Eversource selected the first round of solar projects through its Community Solar Access Program, which is designed to expand access to solar energy savings for low-income customers in Massachusetts. In this first round, 11 solar projects were selected that are expected to deliver roughly $420 in annual electric bill savings to approximately 1,400 low-income customers statewide.
Salt River Project (SRP) has announced an agreement with NextEra Energy Resources to develop 3,000 MW of new solar generation by the end of 2034, or enough capacity to power 595,000 Arizona homes. The solar development agreement is meant to support SRP’s plan to more than double the capacity of its power system by 2035.
Tennessee Valley Authority and Plus Power have inked a 20-year agreement for a standalone 200 MW/800 MWh battery energy storage facility in Jackson County, Alabama.
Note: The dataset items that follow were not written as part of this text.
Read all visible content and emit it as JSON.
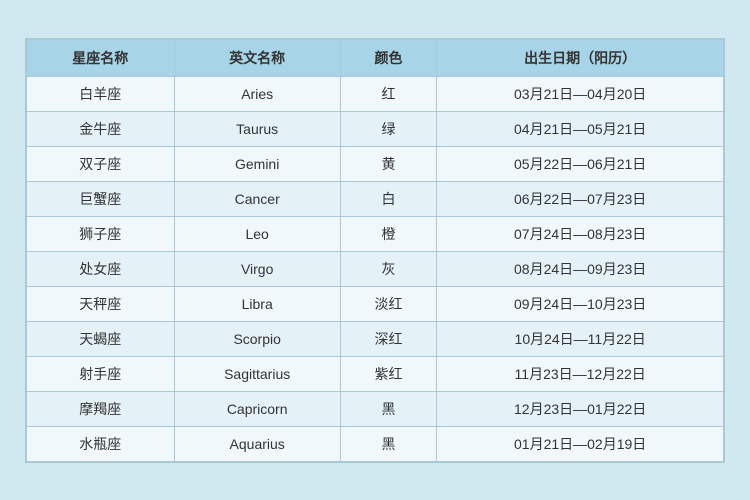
{
  "table": {
    "headers": [
      "星座名称",
      "英文名称",
      "颜色",
      "出生日期（阳历）"
    ],
    "rows": [
      {
        "chinese": "白羊座",
        "english": "Aries",
        "color": "红",
        "date": "03月21日—04月20日"
      },
      {
        "chinese": "金牛座",
        "english": "Taurus",
        "color": "绿",
        "date": "04月21日—05月21日"
      },
      {
        "chinese": "双子座",
        "english": "Gemini",
        "color": "黄",
        "date": "05月22日—06月21日"
      },
      {
        "chinese": "巨蟹座",
        "english": "Cancer",
        "color": "白",
        "date": "06月22日—07月23日"
      },
      {
        "chinese": "狮子座",
        "english": "Leo",
        "color": "橙",
        "date": "07月24日—08月23日"
      },
      {
        "chinese": "处女座",
        "english": "Virgo",
        "color": "灰",
        "date": "08月24日—09月23日"
      },
      {
        "chinese": "天秤座",
        "english": "Libra",
        "color": "淡红",
        "date": "09月24日—10月23日"
      },
      {
        "chinese": "天蝎座",
        "english": "Scorpio",
        "color": "深红",
        "date": "10月24日—11月22日"
      },
      {
        "chinese": "射手座",
        "english": "Sagittarius",
        "color": "紫红",
        "date": "11月23日—12月22日"
      },
      {
        "chinese": "摩羯座",
        "english": "Capricorn",
        "color": "黑",
        "date": "12月23日—01月22日"
      },
      {
        "chinese": "水瓶座",
        "english": "Aquarius",
        "color": "黑",
        "date": "01月21日—02月19日"
      }
    ]
  }
}
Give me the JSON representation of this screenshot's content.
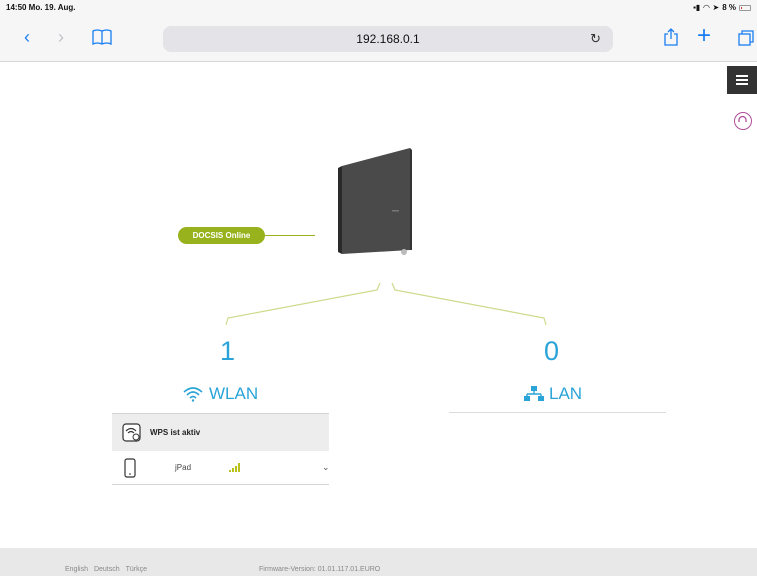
{
  "status_bar": {
    "time": "14:50  Mo. 19. Aug.",
    "battery": "8 %"
  },
  "browser": {
    "url": "192.168.0.1"
  },
  "router": {
    "status_badge": "DOCSIS Online"
  },
  "wlan": {
    "count": "1",
    "label": "WLAN",
    "wps_text": "WPS ist aktiv",
    "devices": [
      {
        "name": "jPad"
      }
    ]
  },
  "lan": {
    "count": "0",
    "label": "LAN"
  },
  "footer": {
    "languages": [
      "English",
      "Deutsch",
      "Türkçe"
    ],
    "firmware": "Firmware-Version: 01.01.117.01.EURO"
  },
  "colors": {
    "accent": "#2aa4d8",
    "docsis": "#97b21c",
    "signal": "#b8c21a",
    "ios_blue": "#1a7ef2"
  }
}
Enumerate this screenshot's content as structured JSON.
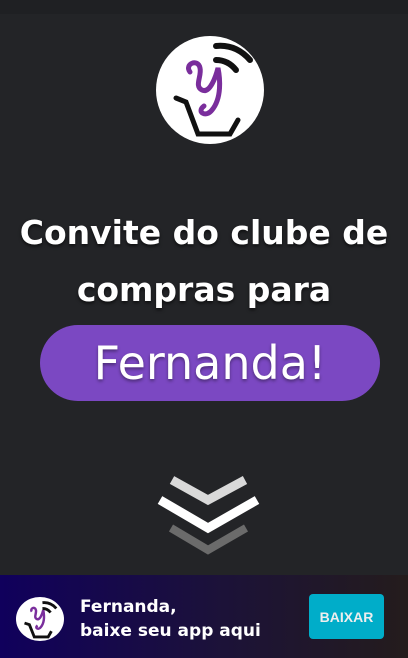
{
  "heading": {
    "line1": "Convite do clube de",
    "line2": "compras para"
  },
  "name_pill": "Fernanda!",
  "scroll_indicator": "chevron-down-icon",
  "banner": {
    "line1": "Fernanda,",
    "line2": "baixe seu app aqui",
    "button": "BAIXAR"
  },
  "colors": {
    "background": "#232427",
    "accent": "#7b48c2",
    "button": "#00adc9"
  }
}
The Crawfish Creek project is expected to begin construction in 2028 and go live the following year. Crawfish Creek will be one of the first large-scale battery projects in TVA territory and will support the public power provider’s plan to build 6.2 GW of new generation in the coming years.
Duke Energy has delivered more than $5 billion in cost-saving benefits to the customers by implementing operational innovations and efficiencies designed to lower costs. At the center of these cost-saving initiatives is Duke Energy’s proposed combination of the company’s two electric utilities in the Carolinas – Duke Energy Carolinas and Duke Energy Progress.
New electric rates for heat pump owners helped more than 140,000 Massachusetts households save money on their heating bills this winter. Massachusetts consumers with home heat pumps saved some $37 million on their power bills – an average of more than $250 per customer – for the period from November 1 to March 31, compared to what they would have paid without the new seasonal rates.
Octopus Energy and Lunar Energy will offer Texas customers an electricity plan that pairs a high-capacity home battery with fixed energy pricing for three years. Participating customers get a 30 kWh Lunar Energy battery at no upfront cost and a monthly subscription fee of $45, plus electricity at a flat starting rate of 8 cents/kWh. The batteries will provide grid services as well as home backup during outages.
The Facebook group dedicated to opposing a proposed data center project in Northwestern Indiana has over a thousand members and is growing by the week. Since it became clear in mid-January that a data center was planning to come to town, locals in rural Lake County have shared hundreds of posts, ranging from videos about the sounds a data center emits and explainers on the associated water and livestock impacts, to posts seeking “No Data Center” lawn signs.
In the face of soaring energy demand and electric rates, battery developers across the U.S. are stepping in with massive, multi-hundred-megawatt systems that can cheaply dispatch power when it’s needed most. Virginia – the world’s data center capital – is starting to catch on to the big-battery trend. But a new project by local electric providers in the state underscores that much smaller storage projects have value, too.